Neuroanatomic and Functional Characterization of Cerebellar Circuits Mediating Ingestive Behaviors

介导摄取行为的小脑回路的神经解剖学和功能特征

• 批准号: 10667656
• 负责人: RUDOLPH L LEIBEL
• 金额: $ 61.7万
• 依托单位: COLUMBIA UNIVERSITY HEALTH SCIENCES
• 依托单位国家: 美国
• 财政年份: 2022
• 资助国家: 美国
• 起止时间: 2022-07-20 至 2027-05-31
• 项目状态: 未结题
• 来源: https://reporter.nih.gov/project-details/10667656
• 关键词: Anterior; Attention; Behavior; Behavioral; Body Weight; Brain; Brain region; Cells; Cerebellar Cortex; Cerebellum; Cerebral cortex; Cognition; Cognitive; Complex; Consumption; Data; Desire for food; Disease; Eating; Electrophysiology (science); Environment; Fatty acid glycerol esters; Feeding behaviors; Foundations; Goals; Human; Internet; Learning; Link; Maps; Mediating; Metabolic; Methods; Modeling; Monitor; Motor; Movement; Mus; Neural Pathways; Neuroanatomy; Neurons; Obesity; Physiological; Physiology; Play; Prevention; Regulation; Resolution; Role; Silicon; Site; Spinal Cord; Synaptic plasticity; Viral; brain behavior; cell type; experience; experimental study; feeding; genetic manipulation; granule cell; hedonic; microstimulation; motivated behavior; motor control; neural circuit; novel; obesity treatment; optogenetics; pharmacologic

Project Summary/Abstract Understanding the interconnected web of brain circuits that regulate body weight (fat) is vital for the prevention and treatment of obesity. The goal of this proposal is to establish a novel role for the cerebellum in feeding behaviors related to obesity. The vast computational power of the cerebellum (>1/2 of all neurons in the human brain are cerebellar granule cells) has traditionally been considered in relation to movement.
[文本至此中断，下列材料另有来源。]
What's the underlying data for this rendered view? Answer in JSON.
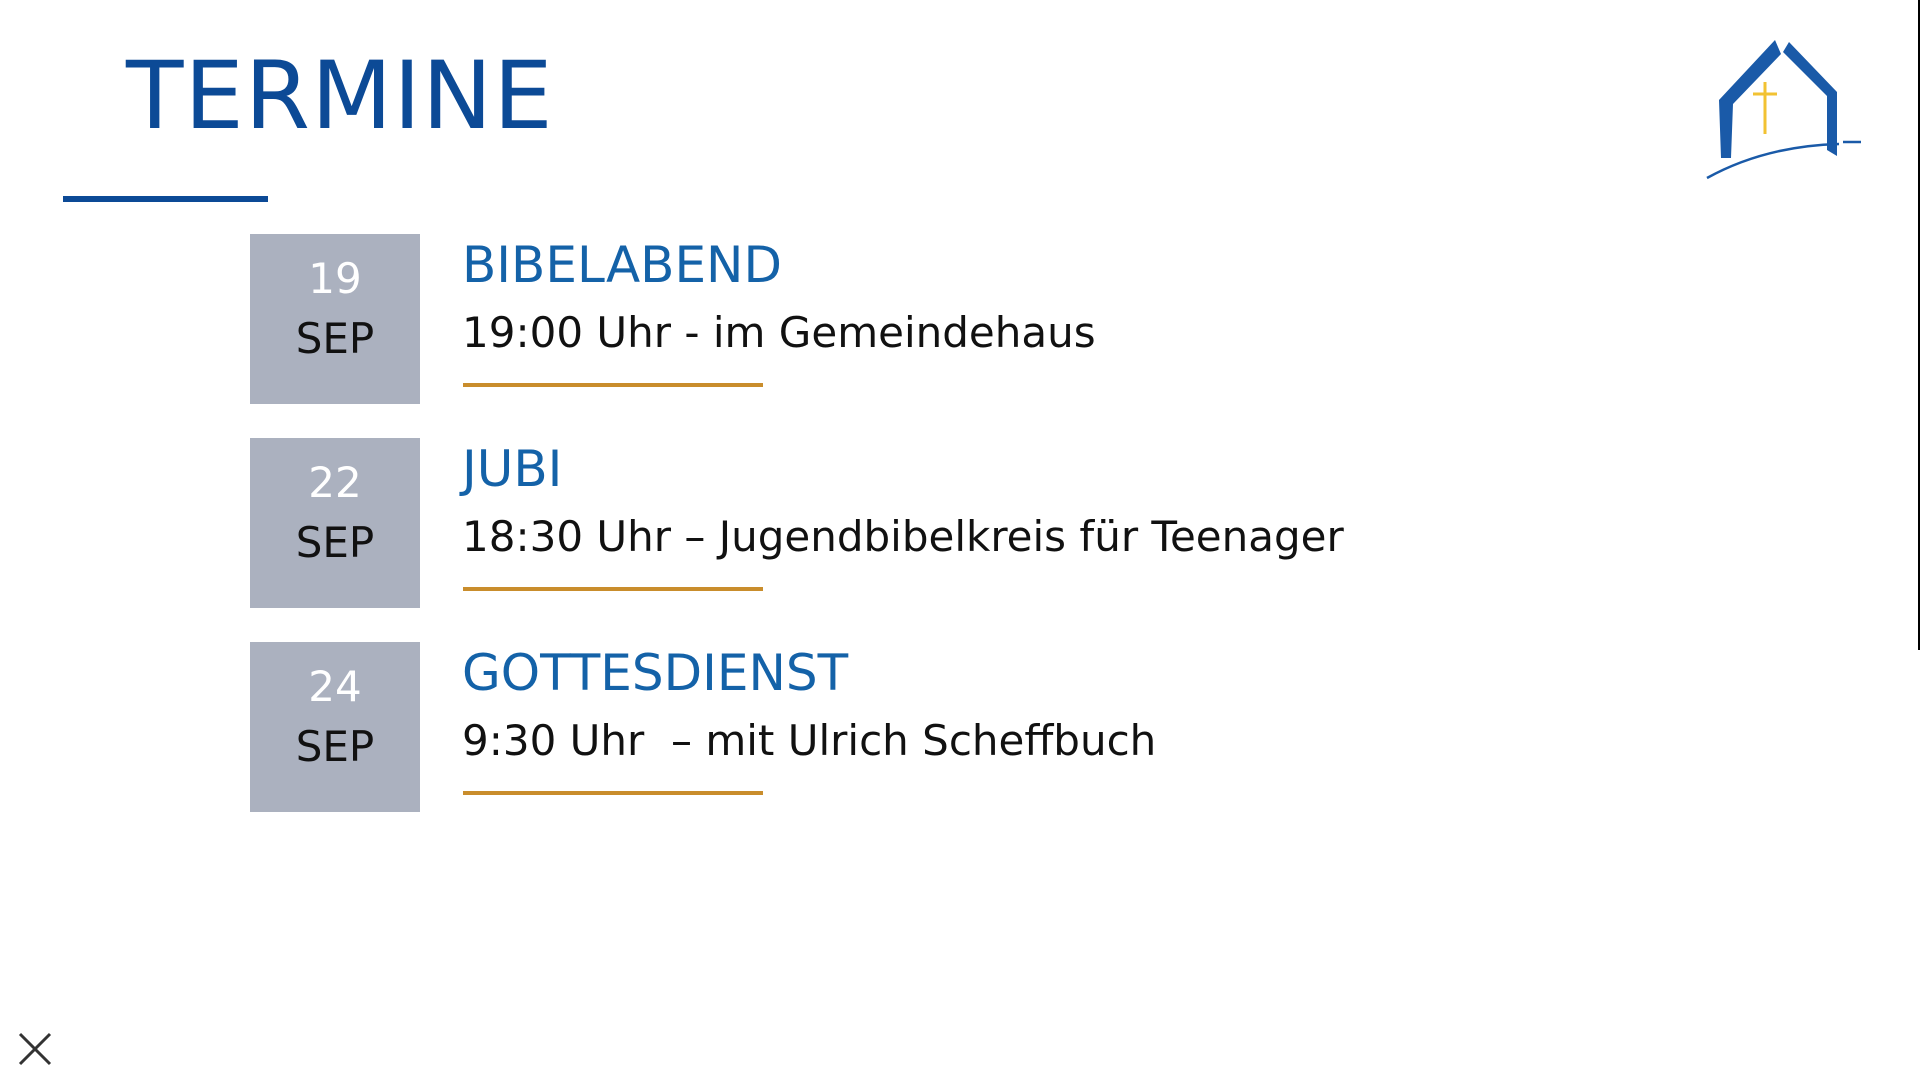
{
  "slide": {
    "title": "TERMINE"
  },
  "events": [
    {
      "day": "19",
      "month": "SEP",
      "title": "BIBELABEND",
      "detail": "19:00 Uhr - im Gemeindehaus"
    },
    {
      "day": "22",
      "month": "SEP",
      "title": "JUBI",
      "detail": "18:30 Uhr – Jugendbibelkreis für Teenager"
    },
    {
      "day": "24",
      "month": "SEP",
      "title": "GOTTESDIENST",
      "detail": "9:30 Uhr  – mit Ulrich Scheffbuch"
    }
  ],
  "icons": {
    "logo": "church-logo-icon",
    "close": "close-icon"
  },
  "colors": {
    "title_blue": "#0c4a96",
    "event_title_blue": "#1462a8",
    "date_box_gray": "#abb1bf",
    "accent_gold": "#c98d2c",
    "logo_cross_yellow": "#f2c232"
  }
}
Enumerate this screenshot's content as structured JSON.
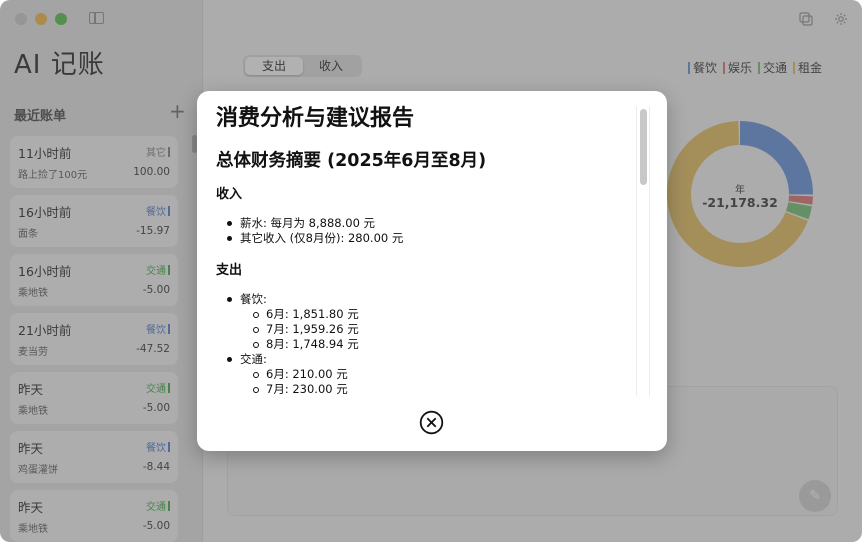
{
  "app": {
    "title": "AI 记账"
  },
  "sidebar": {
    "section_label": "最近账单",
    "add_label": "+",
    "bills": [
      {
        "time": "11小时前",
        "desc": "路上捡了100元",
        "category": "其它",
        "amount": "100.00",
        "tag_color": "#888888"
      },
      {
        "time": "16小时前",
        "desc": "面条",
        "category": "餐饮",
        "amount": "-15.97",
        "tag_color": "#5b86d6"
      },
      {
        "time": "16小时前",
        "desc": "乘地铁",
        "category": "交通",
        "amount": "-5.00",
        "tag_color": "#4caf50"
      },
      {
        "time": "21小时前",
        "desc": "麦当劳",
        "category": "餐饮",
        "amount": "-47.52",
        "tag_color": "#5b86d6"
      },
      {
        "time": "昨天",
        "desc": "乘地铁",
        "category": "交通",
        "amount": "-5.00",
        "tag_color": "#4caf50"
      },
      {
        "time": "昨天",
        "desc": "鸡蛋灌饼",
        "category": "餐饮",
        "amount": "-8.44",
        "tag_color": "#5b86d6"
      },
      {
        "time": "昨天",
        "desc": "乘地铁",
        "category": "交通",
        "amount": "-5.00",
        "tag_color": "#4caf50"
      }
    ]
  },
  "main": {
    "segment": {
      "expense": "支出",
      "income": "收入"
    },
    "legend": [
      {
        "label": "餐饮",
        "color": "#6f9ae0"
      },
      {
        "label": "娱乐",
        "color": "#e07a7a"
      },
      {
        "label": "交通",
        "color": "#7cc77c"
      },
      {
        "label": "租金",
        "color": "#e8c46c"
      }
    ],
    "donut": {
      "period": "年",
      "total": "-21,178.32",
      "slices": [
        {
          "name": "餐饮",
          "fraction": 0.255,
          "color": "#6f9ae0"
        },
        {
          "name": "娱乐",
          "fraction": 0.022,
          "color": "#e07a7a"
        },
        {
          "name": "交通",
          "fraction": 0.033,
          "color": "#7cc77c"
        },
        {
          "name": "租金",
          "fraction": 0.69,
          "color": "#e8c46c"
        }
      ]
    }
  },
  "report": {
    "title": "消费分析与建议报告",
    "summary_heading": "总体财务摘要 (2025年6月至8月)",
    "income_heading": "收入",
    "income_items": [
      "薪水: 每月为 8,888.00 元",
      "其它收入 (仅8月份): 280.00 元"
    ],
    "expense_heading": "支出",
    "expense_groups": [
      {
        "label": "餐饮:",
        "items": [
          "6月: 1,851.80 元",
          "7月: 1,959.26 元",
          "8月: 1,748.94 元"
        ]
      },
      {
        "label": "交通:",
        "items": [
          "6月: 210.00 元",
          "7月: 230.00 元"
        ]
      }
    ]
  }
}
However, mounting evidence suggests that cerebellar machinery for learning and predictive control operates across a much wider domain: ranging from autonomic functions to cognitive and motivated behaviors. Guided by our recent finding of a specific region of the mouse cerebellum that potently drives ingestive behavior, the proposed experiments leverage state-of-the-art methods for mapping, monitoring, and manipulating neural circuits in mice to elucidate cerebellar roles in feeding behavior. The proposed studies will lay the groundwork for imputing a vital role of the cerebellum in optimizing feeding behaviors in the context of extant physiological and environmental conditions.

项目摘要/摘要 了解调节体重（FAT）的互连网络对预防至关重要 和肥胖的治疗。该提案的目的是确定小脑在喂养中的新作用 与肥胖有关的行为。小脑的巨大计算能力（人类所有神经元的1/2 传统上，大脑是小脑颗粒细胞）。但是，安装 有证据表明，用于学习和预测控制的小脑机械在更广泛的地方运行 领域：从自主功能到认知和动机行为。在我们最近发现的指导下 小脑小脑的特定区域有效驱动摄入行为，提出了实验 利用最新的方法来映射，监测和操纵小鼠的神经回路以阐明 小脑在进食行为中的作用。拟议的研究将为裁定的基础奠定基础 在现存的生理和环境条件下，小脑优化喂养行为。